News that Pompeo's decision to "certify" U.S. military support for the Saudis was motivated by a desire to appease war profiteers comes shortly on the heels of CNN's report detailing the American-made bombs that have been used to slaughter Yemeni civilians since 2015.

"This report makes it clear that the United States is participating in the commission of war crimes. Congress must stop our participation in the war in Yemen and it must stop it now."
—Win Without War

"This report makes it clear that the United States is participating in the commission of war crimes," Win Without War wrote on Twitter. "Congress must stop our participation in the war in Yemen and it must stop it now."

In seven of the 11 attacks examined by CNN and the human rights organization Mwatana, bomb fragments were traced back to the major American defense contractor Raytheon—which stands to profit massively from the Trump administration's recent arms deals with Saudi Arabia.

"Yemeni civilians are dying every day because of this war and you (America) are fueling this war, so stop fueling this war," Radhya al-Mutawakel, chairwoman of Mwatana said in a statement. "It is a shame that financial interests are worth more than the blood of innocent people."

The U.S., al-Mutwakel added, bears a "legal and moral responsibility for selling weapons to the Saudi-led coalition."

Raytheon did not respond to CNN's request for comment.

In a Twitter thread reacting to CNN's report, Rep.
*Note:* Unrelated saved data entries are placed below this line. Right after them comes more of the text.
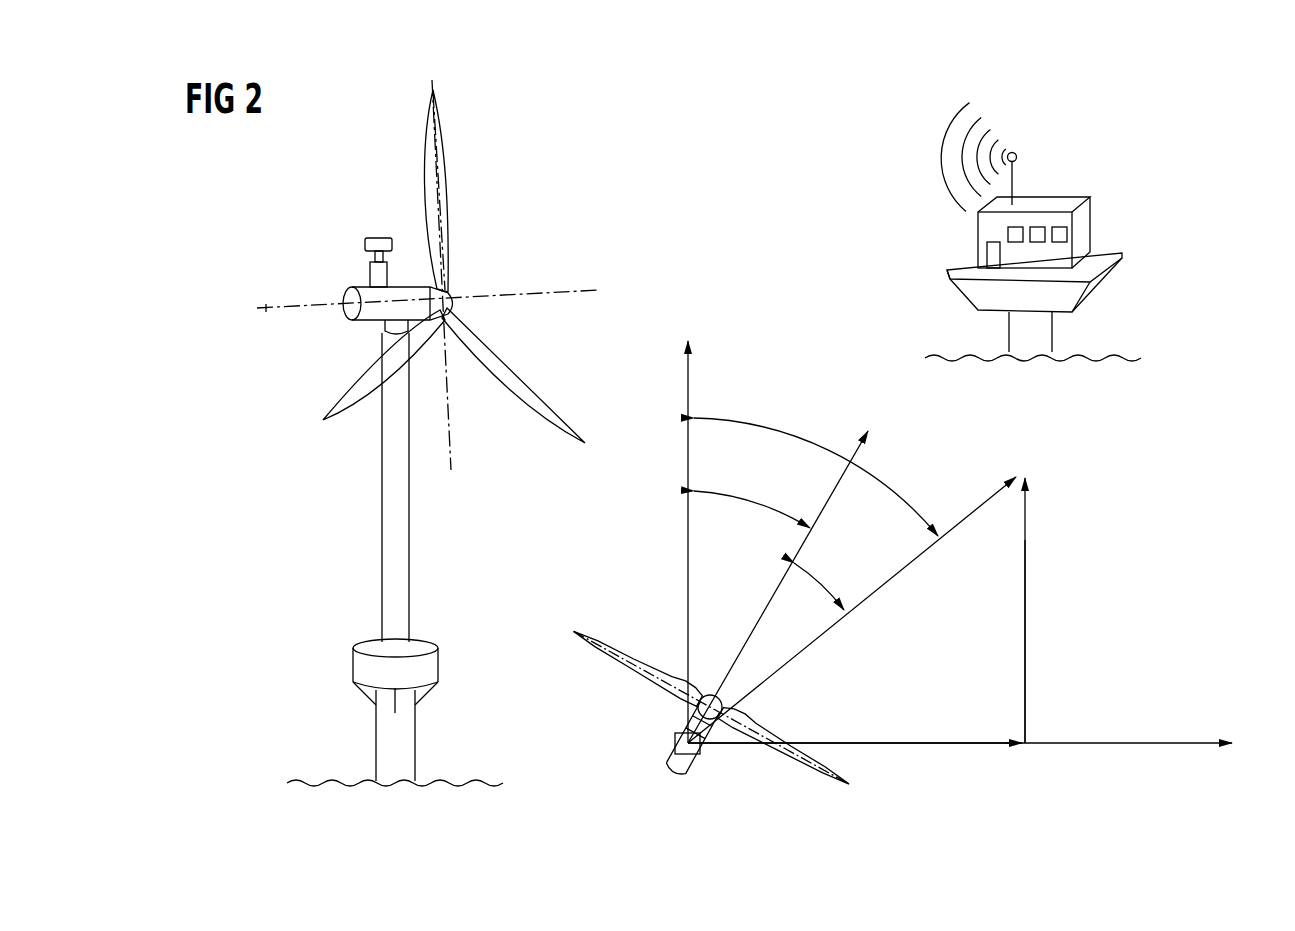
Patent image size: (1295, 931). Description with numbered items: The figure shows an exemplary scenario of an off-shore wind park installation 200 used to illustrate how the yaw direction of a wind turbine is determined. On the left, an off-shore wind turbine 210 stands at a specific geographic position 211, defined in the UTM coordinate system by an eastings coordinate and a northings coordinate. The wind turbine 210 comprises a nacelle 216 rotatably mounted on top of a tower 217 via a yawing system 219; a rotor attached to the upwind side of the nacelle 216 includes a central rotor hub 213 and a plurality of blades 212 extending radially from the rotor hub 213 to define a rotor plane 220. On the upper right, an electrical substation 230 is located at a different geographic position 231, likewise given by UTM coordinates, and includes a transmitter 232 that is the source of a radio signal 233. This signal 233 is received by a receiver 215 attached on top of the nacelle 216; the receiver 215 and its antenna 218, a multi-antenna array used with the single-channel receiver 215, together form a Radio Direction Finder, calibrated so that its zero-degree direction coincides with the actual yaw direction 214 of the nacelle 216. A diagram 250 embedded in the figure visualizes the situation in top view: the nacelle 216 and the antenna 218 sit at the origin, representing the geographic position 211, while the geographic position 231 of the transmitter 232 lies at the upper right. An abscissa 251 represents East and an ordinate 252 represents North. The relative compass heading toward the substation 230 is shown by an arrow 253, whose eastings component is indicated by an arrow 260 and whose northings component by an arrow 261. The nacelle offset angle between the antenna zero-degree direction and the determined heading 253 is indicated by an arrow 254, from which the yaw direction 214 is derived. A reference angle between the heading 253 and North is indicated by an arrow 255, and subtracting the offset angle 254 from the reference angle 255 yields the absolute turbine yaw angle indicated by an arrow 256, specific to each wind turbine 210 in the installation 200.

The off-shore wind park installation 200 is at (1040, 232).
The off-shore wind turbine 210 is at (419, 433).
The geographic position 211 is at (230, 632).
The blades 212 is at (522, 395).
The rotor hub 213 is at (452, 296).
The yaw direction 214 is at (568, 290).
The receiver 215 is at (370, 272).
The nacelle 216 is at (345, 300).
The tower 217 is at (392, 548).
The antenna 218 is at (346, 237).
The yawing system 219 is at (385, 325).
The rotor plane 220 is at (433, 157).
The electrical substation 230 is at (1130, 251).
The geographic position 231 is at (1200, 102).
The transmitter 232 is at (1018, 157).
The radio signal 233 is at (940, 158).
The diagram 250 is at (903, 577).
The abscissa 251 is at (1122, 748).
The ordinate 252 is at (690, 365).
The relative compass heading 253 is at (915, 560).
The nacelle offset angle 254 is at (815, 593).
The reference angle 255 is at (818, 448).
The absolute turbine yaw angle 256 is at (753, 497).
The first coordinate 260 is at (935, 748).
The second coordinate 261 is at (1027, 538).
Ro Khanna (D-Calif.)—one of the few members of Congress who has worked on legislation to end American support for the Saudi-led coalition's assault on Yemen—wrote, "How can someone look at these photos and continue to support this war in Yemen?"

"While this reporting just confirms what we already knew, seeing the photos of these U.S.-made bombs should be a wake-up call to all Americans," Khanna concluded.